Distillation to Smaller Models:

– DeepSeek-R1’s thinking capabilities were distilled into smaller sized, effective designs like Qwen and Llama-3.1 -8 B, and Llama-3.3 -70 B-Instruct.

DeepSeek R-1 criteria performance

The researchers checked DeepSeek R-1 throughout a variety of benchmarks and against leading models: o1, GPT-4o, and Claude 3.5 Sonnet, o1-mini.

The standards were broken down into several categories, shown below in the table: English, Code, Math, and Chinese.

Setup

The following specifications were applied throughout all designs:

Maximum generation length: 32,768 tokens.

Sampling setup:- Temperature: 0.6.

– Top-p worth: 0.95.

– DeepSeek R1 surpassed o1, Claude 3.5 Sonnet and other models in the bulk of reasoning criteria.

o1 was the best-performing model in 4 out of the 5 coding-related criteria.

– DeepSeek performed well on imaginative and long-context task job, like AlpacaEval 2.0 and ArenaHard, surpassing all other models.

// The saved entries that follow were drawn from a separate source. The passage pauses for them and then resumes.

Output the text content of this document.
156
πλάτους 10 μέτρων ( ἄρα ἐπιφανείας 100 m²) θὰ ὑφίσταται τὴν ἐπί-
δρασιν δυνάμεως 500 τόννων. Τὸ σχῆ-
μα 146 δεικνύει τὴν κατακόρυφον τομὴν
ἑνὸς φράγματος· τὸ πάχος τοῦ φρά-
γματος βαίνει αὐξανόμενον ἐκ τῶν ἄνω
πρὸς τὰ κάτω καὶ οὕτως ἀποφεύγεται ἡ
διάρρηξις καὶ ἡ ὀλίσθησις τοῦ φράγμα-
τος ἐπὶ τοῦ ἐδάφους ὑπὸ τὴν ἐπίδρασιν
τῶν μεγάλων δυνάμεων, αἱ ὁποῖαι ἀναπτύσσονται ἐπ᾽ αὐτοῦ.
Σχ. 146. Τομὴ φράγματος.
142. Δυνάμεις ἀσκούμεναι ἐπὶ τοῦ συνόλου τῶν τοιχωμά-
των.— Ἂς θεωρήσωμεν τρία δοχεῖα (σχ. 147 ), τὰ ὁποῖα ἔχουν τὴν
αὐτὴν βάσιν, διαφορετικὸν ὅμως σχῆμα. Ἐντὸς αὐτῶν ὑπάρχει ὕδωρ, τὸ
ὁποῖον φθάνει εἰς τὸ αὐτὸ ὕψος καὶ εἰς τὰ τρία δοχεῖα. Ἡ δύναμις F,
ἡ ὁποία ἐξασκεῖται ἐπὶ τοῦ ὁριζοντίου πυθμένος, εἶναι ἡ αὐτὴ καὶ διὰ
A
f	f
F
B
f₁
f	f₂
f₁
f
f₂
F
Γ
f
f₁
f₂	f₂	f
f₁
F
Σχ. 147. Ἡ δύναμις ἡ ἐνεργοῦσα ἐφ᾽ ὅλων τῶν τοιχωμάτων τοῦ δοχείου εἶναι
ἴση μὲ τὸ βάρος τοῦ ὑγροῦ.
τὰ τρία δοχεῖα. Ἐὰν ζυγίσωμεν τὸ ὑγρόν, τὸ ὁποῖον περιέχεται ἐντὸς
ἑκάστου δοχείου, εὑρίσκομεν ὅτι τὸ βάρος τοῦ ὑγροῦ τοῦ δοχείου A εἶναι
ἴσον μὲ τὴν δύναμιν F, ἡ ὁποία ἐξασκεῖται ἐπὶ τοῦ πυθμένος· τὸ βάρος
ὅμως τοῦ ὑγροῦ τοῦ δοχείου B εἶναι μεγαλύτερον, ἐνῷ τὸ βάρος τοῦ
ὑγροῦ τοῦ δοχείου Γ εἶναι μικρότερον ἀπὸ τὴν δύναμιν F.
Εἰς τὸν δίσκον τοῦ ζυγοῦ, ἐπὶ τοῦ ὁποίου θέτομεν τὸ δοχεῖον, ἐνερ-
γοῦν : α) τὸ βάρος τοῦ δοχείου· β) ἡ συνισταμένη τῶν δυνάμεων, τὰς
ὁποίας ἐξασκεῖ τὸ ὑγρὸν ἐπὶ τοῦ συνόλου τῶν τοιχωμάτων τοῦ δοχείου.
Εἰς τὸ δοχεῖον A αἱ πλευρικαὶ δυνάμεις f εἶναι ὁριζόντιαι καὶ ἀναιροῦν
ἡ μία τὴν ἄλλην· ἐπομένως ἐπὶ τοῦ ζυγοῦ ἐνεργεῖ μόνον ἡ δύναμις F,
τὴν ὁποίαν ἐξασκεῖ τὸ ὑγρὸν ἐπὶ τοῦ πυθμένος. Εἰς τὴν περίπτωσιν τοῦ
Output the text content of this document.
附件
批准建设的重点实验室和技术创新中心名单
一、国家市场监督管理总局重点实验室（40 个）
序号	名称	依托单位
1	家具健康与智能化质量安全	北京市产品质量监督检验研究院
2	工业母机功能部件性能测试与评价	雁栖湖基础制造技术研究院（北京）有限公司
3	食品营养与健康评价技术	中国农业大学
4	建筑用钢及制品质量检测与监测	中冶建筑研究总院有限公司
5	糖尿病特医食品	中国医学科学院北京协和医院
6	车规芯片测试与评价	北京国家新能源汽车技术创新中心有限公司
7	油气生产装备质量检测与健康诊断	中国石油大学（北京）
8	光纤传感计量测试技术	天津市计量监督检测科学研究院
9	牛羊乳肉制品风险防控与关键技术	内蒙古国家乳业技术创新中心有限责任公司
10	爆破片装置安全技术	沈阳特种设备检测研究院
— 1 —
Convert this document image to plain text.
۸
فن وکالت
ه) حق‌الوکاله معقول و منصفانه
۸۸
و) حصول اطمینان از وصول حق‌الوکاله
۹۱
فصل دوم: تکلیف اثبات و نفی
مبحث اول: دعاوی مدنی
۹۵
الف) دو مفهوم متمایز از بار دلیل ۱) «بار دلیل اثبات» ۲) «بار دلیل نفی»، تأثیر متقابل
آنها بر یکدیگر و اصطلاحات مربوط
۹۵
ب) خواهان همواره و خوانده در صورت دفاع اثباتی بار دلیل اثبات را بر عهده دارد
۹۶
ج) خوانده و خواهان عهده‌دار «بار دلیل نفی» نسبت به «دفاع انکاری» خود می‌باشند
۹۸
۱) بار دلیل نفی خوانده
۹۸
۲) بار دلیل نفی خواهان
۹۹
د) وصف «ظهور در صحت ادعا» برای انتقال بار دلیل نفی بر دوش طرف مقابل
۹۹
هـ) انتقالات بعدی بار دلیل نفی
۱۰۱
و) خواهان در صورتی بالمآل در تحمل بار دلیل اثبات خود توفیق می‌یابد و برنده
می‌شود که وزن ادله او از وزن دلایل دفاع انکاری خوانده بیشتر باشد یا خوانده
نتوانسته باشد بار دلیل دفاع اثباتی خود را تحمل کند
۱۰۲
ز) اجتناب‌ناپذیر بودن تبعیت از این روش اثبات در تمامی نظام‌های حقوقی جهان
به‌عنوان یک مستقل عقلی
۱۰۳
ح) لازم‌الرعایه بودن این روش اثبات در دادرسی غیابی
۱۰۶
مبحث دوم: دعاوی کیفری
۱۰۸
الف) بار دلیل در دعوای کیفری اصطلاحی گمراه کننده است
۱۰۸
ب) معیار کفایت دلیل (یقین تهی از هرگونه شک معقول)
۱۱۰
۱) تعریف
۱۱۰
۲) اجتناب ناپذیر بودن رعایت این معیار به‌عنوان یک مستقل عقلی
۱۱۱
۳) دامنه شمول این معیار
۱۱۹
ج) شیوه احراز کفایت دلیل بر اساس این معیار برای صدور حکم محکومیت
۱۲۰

Prompt Engineering with reasoning models

My preferred part of the short article was the scientists’ observation about DeepSeek-R1’s sensitivity to triggers:

This is another datapoint that lines up with insights from our Prompt Engineering with Reasoning Models Guide, which recommendations Microsoft’s research study on their MedPrompt framework. In their research study with OpenAI’s o1-preview model, they found that frustrating thinking models with few-shot context deteriorated performance-a sharp contrast to non-reasoning designs.

The key takeaway? Zero-shot triggering with clear and concise instructions appear to be best when utilizing reasoning designs.